Student Voice


July 14, 2024

Half of cell phone users in U.S. now downloading, using abundance of apps

December 2, 2011

"Just last night I was upstairs in the library and I was wishing that there was an app for eSIS to register for classes,” said senior information technology worker Lance Balzart.

According to a new survey by the Pew Research Center’s Internet and American Life Project, half of U.S. adult cell phone owners (50 percent) now have apps on their phones. In May, that figure stood at only
43 percent. The survey also finds the 10 percent of adults who currently own a tablet computer, three-quarters report downloading apps to their tablet. These findings are from a survey conducted from July 25 to Aug. 26 among 2,260 adults ages 18 and over.

“A lot of students will ask if we have certain apps on the computers in the library labs, but I have to say no and tell them that they can’t download them because they have the potential of hurting the computer,” said Balzart.

On the computers in the library the apps can range any- where from Microsoft Word to Life Sciences Guide to Birds of North America. Courtney Brown, a senior marketing communications major, said she thinks that apps on smartphones are unnecessary.

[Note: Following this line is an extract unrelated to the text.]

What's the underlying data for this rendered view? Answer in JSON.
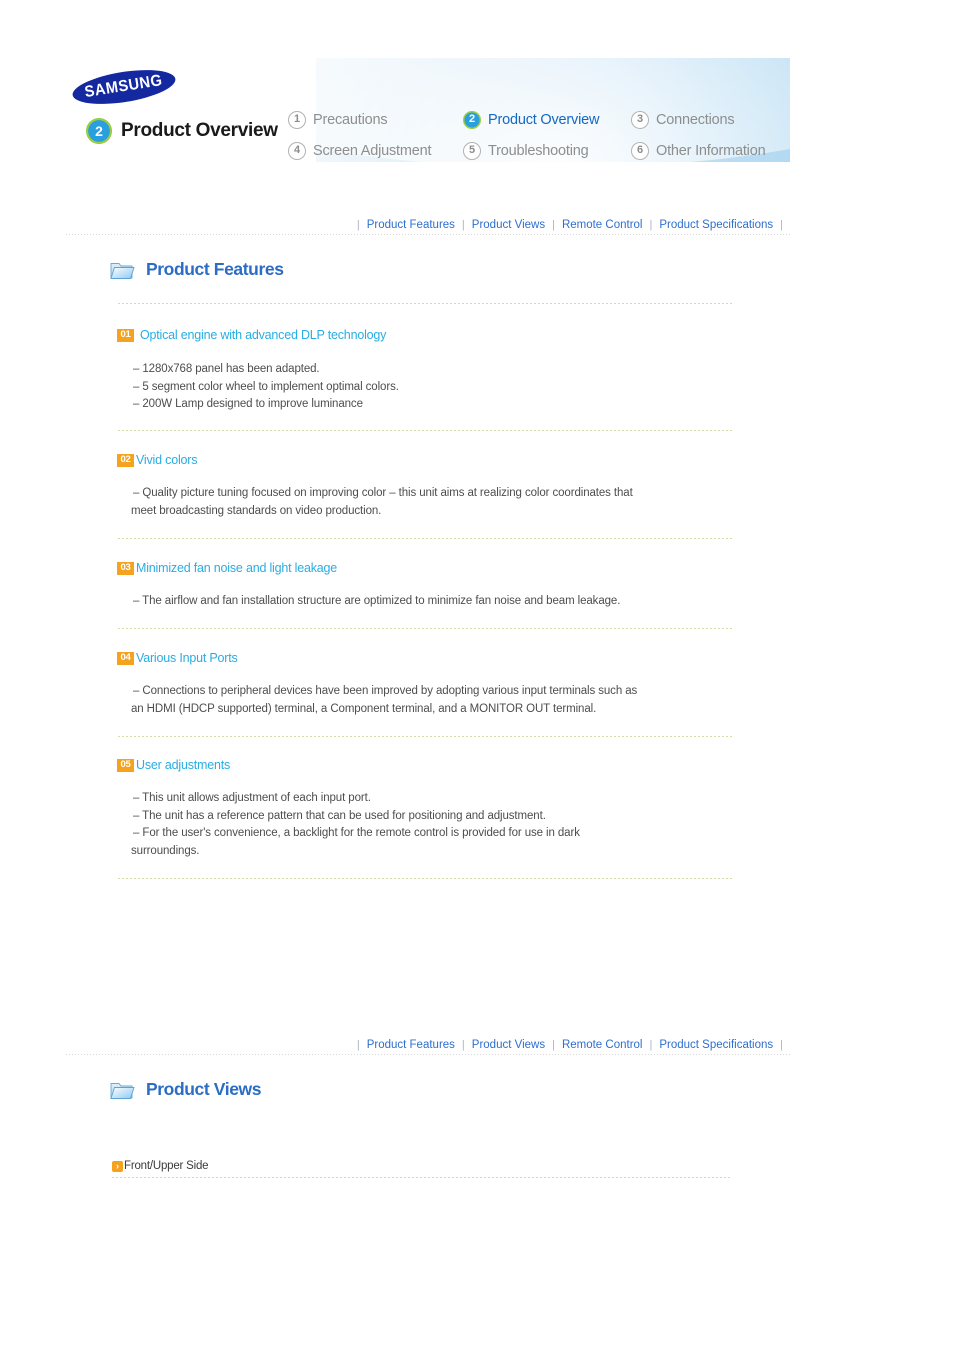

“I don’t have Internet on my phone and I don’t really mind because it seems like a big distraction,” Brown said. “I’m already on my phone enough with texting and calling people, I don’t always need to be connected to everything.”

Brown said if she has to get a smartphone with Internet and apps for her job she will, otherwise she would like to avoid it. On the other hand, senior marketing communications major Katie Bobleter said she doesn’t know what she would do without her apps.

“One of my marketing professors calls me the ‘Twitter queen,’” Bobleter said. “I have an Apple iPhone and on a daily basis I usually use Facebook, StumbleUpon, Netflix, Hulu, Wells Fargo, Foursquare, International Movie Data Base (IMBD), Pandora, iHeartRadio, Horoscopes, SoundHound, Weather Channel, Craigslist and Groupon.”

According to the survey, the most commonly downloaded apps are those that provide regular updates about everyday information such as news, weather, sports or stocks. Also popular are apps that help people communicate with friends and family and apps that help the user learn about something in which they are interested.

Bobleter said she doesn’t have a laptop so she uses her iPhone as her main communications device.

“The apps can be very distracting, but it’s also very convenient since I don’t have a laptop,” said Bobleter. “Without my smart phone I don’t know how else I would check my email everyday.”

Balzart said he doesn’t think smartphones will ever replace a desktop, but will definitely be- come more prominent.

“My mom is 55 years old and now wants to start using a smartphone,” Balzart said. “It’s becoming more of a necessity.”